Winchester 73 is a rare Western in which the guns aren't regarded so much as tools of the trade as they are accursed killing machines. Civil War veteran James Stewart rides into Dodge for a shooting contest, and duels with rival Stephen McNally over the top prize: a limited-edition Winchester rifle. Stewart wins the contest, but McNally later jumps him in his hotel room and makes off with the weapon. As the former tracks his quarry through the old country, the gun passes between characters entirely out for themselves: to an arms dealer prepared to sell his stock only for the right (inflated) price; to Indians who aren't the peaceful, put-upon sages of Western lore, but bloodthirsty warriors who've picked up everything they know about killing from the white man; to a groom prepared to leave new bride Shelley Winters behind him (a cynic might add: with good cause); to Dan Duryea as a giggling psychopath who uses his cohorts as human shields while making his escape; and finally - as we come full circle - back to Stewart as a sorrier man than before.

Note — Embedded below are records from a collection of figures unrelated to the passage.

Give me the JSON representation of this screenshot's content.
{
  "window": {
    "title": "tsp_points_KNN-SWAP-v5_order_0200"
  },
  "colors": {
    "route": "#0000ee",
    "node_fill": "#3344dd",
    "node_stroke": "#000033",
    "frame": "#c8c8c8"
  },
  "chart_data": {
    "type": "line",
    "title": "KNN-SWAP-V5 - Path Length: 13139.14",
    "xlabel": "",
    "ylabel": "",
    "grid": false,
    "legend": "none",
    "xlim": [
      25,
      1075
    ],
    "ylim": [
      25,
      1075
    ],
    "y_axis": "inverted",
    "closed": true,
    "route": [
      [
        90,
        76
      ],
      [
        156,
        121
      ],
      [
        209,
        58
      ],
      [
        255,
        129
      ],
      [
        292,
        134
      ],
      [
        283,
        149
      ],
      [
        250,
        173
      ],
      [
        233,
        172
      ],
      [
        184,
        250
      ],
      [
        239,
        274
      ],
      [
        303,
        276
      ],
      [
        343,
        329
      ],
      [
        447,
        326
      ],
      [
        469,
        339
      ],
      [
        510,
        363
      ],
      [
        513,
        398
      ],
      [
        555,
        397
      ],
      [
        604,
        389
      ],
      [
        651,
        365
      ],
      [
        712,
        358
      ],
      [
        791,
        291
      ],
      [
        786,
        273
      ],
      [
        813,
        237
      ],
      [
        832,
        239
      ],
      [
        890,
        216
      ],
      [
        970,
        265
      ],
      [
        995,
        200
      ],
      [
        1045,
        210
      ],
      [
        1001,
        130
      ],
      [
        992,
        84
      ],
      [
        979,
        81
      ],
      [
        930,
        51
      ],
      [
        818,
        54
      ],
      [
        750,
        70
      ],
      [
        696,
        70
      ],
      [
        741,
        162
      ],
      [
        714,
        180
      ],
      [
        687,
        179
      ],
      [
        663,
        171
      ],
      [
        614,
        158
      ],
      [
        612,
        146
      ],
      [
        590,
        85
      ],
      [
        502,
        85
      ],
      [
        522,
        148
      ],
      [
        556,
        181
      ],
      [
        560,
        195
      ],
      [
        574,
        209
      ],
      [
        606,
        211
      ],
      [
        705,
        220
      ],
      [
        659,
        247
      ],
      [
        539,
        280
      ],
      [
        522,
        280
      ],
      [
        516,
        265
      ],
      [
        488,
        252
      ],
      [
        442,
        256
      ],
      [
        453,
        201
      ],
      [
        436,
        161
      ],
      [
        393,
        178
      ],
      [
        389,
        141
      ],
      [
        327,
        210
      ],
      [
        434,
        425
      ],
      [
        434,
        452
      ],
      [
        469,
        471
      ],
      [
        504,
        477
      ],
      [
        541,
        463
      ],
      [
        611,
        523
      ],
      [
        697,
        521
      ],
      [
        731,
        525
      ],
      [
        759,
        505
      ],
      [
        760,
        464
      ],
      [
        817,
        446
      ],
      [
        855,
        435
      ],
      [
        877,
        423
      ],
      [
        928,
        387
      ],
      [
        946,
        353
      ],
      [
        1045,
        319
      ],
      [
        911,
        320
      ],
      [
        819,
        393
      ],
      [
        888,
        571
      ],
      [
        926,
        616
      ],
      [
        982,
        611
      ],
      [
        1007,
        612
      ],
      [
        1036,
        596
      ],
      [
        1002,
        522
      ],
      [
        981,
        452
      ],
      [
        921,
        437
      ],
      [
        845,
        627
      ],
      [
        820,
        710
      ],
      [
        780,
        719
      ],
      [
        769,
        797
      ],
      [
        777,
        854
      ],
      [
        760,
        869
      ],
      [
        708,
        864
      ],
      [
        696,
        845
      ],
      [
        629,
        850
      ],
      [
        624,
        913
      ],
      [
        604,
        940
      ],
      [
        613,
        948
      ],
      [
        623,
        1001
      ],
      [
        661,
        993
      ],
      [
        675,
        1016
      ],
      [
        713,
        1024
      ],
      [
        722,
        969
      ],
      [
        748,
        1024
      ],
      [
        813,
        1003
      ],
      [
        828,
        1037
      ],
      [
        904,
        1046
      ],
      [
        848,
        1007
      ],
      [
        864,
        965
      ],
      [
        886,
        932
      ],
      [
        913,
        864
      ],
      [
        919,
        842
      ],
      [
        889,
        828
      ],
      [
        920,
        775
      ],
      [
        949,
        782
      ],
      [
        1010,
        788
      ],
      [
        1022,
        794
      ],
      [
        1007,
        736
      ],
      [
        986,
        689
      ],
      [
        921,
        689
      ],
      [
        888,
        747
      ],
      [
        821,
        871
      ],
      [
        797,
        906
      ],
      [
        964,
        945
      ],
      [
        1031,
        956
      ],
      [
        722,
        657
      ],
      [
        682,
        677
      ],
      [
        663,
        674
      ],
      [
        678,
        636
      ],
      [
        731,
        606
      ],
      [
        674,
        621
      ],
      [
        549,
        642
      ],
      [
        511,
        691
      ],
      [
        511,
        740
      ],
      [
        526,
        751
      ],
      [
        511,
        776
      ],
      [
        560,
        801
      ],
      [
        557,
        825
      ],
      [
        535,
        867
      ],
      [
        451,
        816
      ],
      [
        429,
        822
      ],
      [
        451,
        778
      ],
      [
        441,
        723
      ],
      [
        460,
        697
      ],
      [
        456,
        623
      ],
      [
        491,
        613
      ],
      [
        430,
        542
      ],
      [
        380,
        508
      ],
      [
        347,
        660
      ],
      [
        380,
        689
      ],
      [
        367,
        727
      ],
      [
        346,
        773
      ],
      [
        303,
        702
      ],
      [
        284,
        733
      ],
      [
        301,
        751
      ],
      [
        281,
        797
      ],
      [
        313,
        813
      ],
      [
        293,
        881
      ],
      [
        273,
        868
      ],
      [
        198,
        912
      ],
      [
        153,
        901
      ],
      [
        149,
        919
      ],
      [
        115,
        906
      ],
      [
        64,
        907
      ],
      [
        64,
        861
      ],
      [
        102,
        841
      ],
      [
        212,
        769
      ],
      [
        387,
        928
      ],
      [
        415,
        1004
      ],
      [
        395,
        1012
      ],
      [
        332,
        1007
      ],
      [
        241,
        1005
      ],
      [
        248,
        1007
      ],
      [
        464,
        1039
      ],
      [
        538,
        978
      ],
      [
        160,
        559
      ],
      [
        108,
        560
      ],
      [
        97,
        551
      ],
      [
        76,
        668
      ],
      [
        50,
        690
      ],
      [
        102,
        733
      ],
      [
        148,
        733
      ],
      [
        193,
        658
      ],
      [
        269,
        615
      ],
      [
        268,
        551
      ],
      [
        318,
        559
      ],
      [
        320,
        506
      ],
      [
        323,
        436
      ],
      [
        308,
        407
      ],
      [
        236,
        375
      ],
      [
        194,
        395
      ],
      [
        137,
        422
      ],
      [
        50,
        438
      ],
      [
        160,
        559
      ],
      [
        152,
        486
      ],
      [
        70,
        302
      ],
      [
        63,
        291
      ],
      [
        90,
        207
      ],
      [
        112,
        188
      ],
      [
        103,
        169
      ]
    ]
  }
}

Innovative in its structure - Stewart, the nominal star, is off-screen following cold trails for long stretches - the film isn't shy about dropping names to remind us this venal West is the same world inhabited by such "heroes" as Wyatt Earp and General Custer. The director, Anthony Mann, keeps up the action to offset any preachiness, and to help us overlook how from the opening contest onwards - actually a tie that only properly gets resolved in an unusually protracted last-reel shootout - the film is constructed as a series of stalemates. Characters keep on firing until there are no bullets left in the chamber; stand-offs prevail until there are no men left standing. Even Stewart (whom Winters greets at one point with the immortal "hello, nice people") finally succumbs to this murderous madness, turning against his own brother, driven to pursue a long-standing grudge to the ends of the earth and back.
Winchester 73 is available on DVD through Universal Pictures.